Chef Paul Natrall of Squamish Nation has been specializing in Indigenous cuisines for over 5 years. After his graduation from the Aboriginal Culinary Arts program at Vancouver Community College, he takes a special interest in creating the most unique flavours of salmon candy. His catering business, the PR Bannock Factory, serves up delicious bags by the pound at local farmers markets and on order all-year round.
Salmon candy gets its flavouring from the salt and brown sugar used to flavour it. Left overnight the wet fish texture changes and becomes ready for its next steps towards becoming the almost syrup-like candied texture that it’s known for. Sockeye works exceptionally well for Paul, who often prepares large batches of salmon candy at a time for customer orders across the city.

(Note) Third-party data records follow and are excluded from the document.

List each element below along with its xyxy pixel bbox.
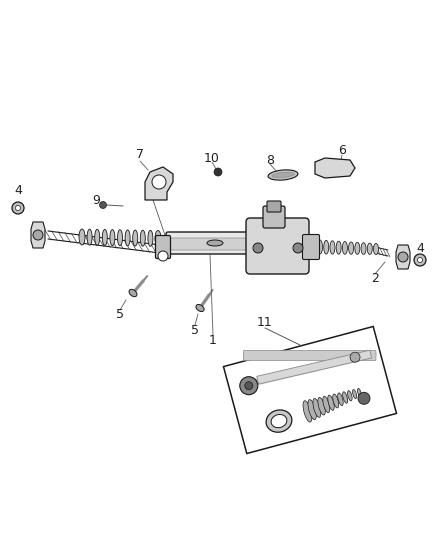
Circle shape (152, 175, 166, 189)
Ellipse shape (196, 304, 204, 312)
Circle shape (158, 251, 168, 261)
Circle shape (99, 201, 106, 208)
Ellipse shape (117, 230, 123, 246)
Circle shape (12, 202, 24, 214)
Ellipse shape (313, 399, 321, 417)
Polygon shape (257, 350, 372, 384)
FancyBboxPatch shape (155, 236, 170, 259)
Circle shape (214, 168, 222, 176)
Polygon shape (315, 158, 355, 178)
Ellipse shape (349, 242, 353, 254)
FancyBboxPatch shape (166, 232, 255, 254)
Ellipse shape (338, 393, 343, 406)
Text: 6: 6 (338, 143, 346, 157)
Text: 1: 1 (209, 334, 217, 346)
Text: 5: 5 (116, 309, 124, 321)
Ellipse shape (129, 289, 137, 297)
Text: 4: 4 (14, 183, 22, 197)
Ellipse shape (343, 392, 348, 403)
Ellipse shape (155, 230, 161, 246)
Ellipse shape (87, 229, 92, 245)
FancyBboxPatch shape (246, 218, 309, 274)
Polygon shape (396, 245, 410, 269)
Text: 4: 4 (416, 241, 424, 254)
Ellipse shape (140, 230, 145, 246)
Circle shape (350, 352, 360, 362)
Ellipse shape (318, 240, 322, 254)
Ellipse shape (318, 398, 325, 415)
Ellipse shape (308, 400, 316, 419)
Ellipse shape (323, 396, 330, 413)
Circle shape (358, 392, 370, 405)
Circle shape (240, 377, 258, 395)
Ellipse shape (110, 230, 115, 246)
Ellipse shape (361, 243, 366, 254)
Text: 8: 8 (266, 154, 274, 166)
Ellipse shape (102, 229, 107, 246)
Ellipse shape (125, 230, 130, 246)
Polygon shape (31, 222, 45, 248)
Ellipse shape (95, 229, 100, 245)
Ellipse shape (330, 241, 335, 254)
Ellipse shape (353, 390, 357, 399)
Ellipse shape (133, 230, 138, 246)
Ellipse shape (266, 410, 292, 432)
Text: 11: 11 (257, 316, 273, 328)
Circle shape (417, 257, 423, 262)
Ellipse shape (355, 243, 360, 254)
Ellipse shape (367, 243, 372, 254)
FancyBboxPatch shape (244, 351, 376, 360)
Ellipse shape (343, 241, 347, 254)
Circle shape (293, 243, 303, 253)
Text: 10: 10 (204, 151, 220, 165)
Text: 5: 5 (191, 324, 199, 336)
Ellipse shape (336, 241, 341, 254)
Circle shape (398, 252, 408, 262)
Circle shape (15, 206, 21, 211)
FancyBboxPatch shape (167, 238, 311, 250)
Circle shape (245, 382, 253, 390)
Polygon shape (223, 327, 396, 454)
Ellipse shape (357, 389, 361, 396)
Ellipse shape (333, 394, 339, 408)
Circle shape (253, 243, 263, 253)
Text: 2: 2 (371, 271, 379, 285)
Ellipse shape (207, 240, 223, 246)
FancyBboxPatch shape (263, 206, 285, 228)
Circle shape (414, 254, 426, 266)
Polygon shape (145, 167, 173, 200)
Ellipse shape (374, 244, 378, 254)
Ellipse shape (328, 395, 334, 410)
Circle shape (33, 230, 43, 240)
Ellipse shape (324, 240, 329, 254)
FancyBboxPatch shape (303, 235, 319, 260)
Ellipse shape (268, 170, 298, 180)
Ellipse shape (272, 172, 294, 177)
Ellipse shape (79, 229, 85, 245)
Text: 9: 9 (92, 193, 100, 206)
FancyBboxPatch shape (267, 201, 281, 212)
Ellipse shape (348, 391, 352, 401)
Ellipse shape (271, 415, 287, 427)
Ellipse shape (148, 230, 153, 246)
Ellipse shape (303, 401, 312, 422)
Text: 7: 7 (136, 149, 144, 161)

Candied salmon is great served on salads, as a side, or in a snack bowl. The rich, mouth-watering flavours can boast anything from teriyaki tastes to the more traditional sweetness. All flavours are great tasting on their own or paired nicely with buttered bannock. The simple, fluffy texture of bannock has its own hearty taste and the two on a plate together, well, they’re delicious.
If you’re looking for west coast food then you have to give candied salmon a try.
You can find Paul at the Shipyard Night Market, the Artisan Farmers Market, and local community pow wows. Candied salmon is also available in different flavours over the counter at Granville Island Public Market.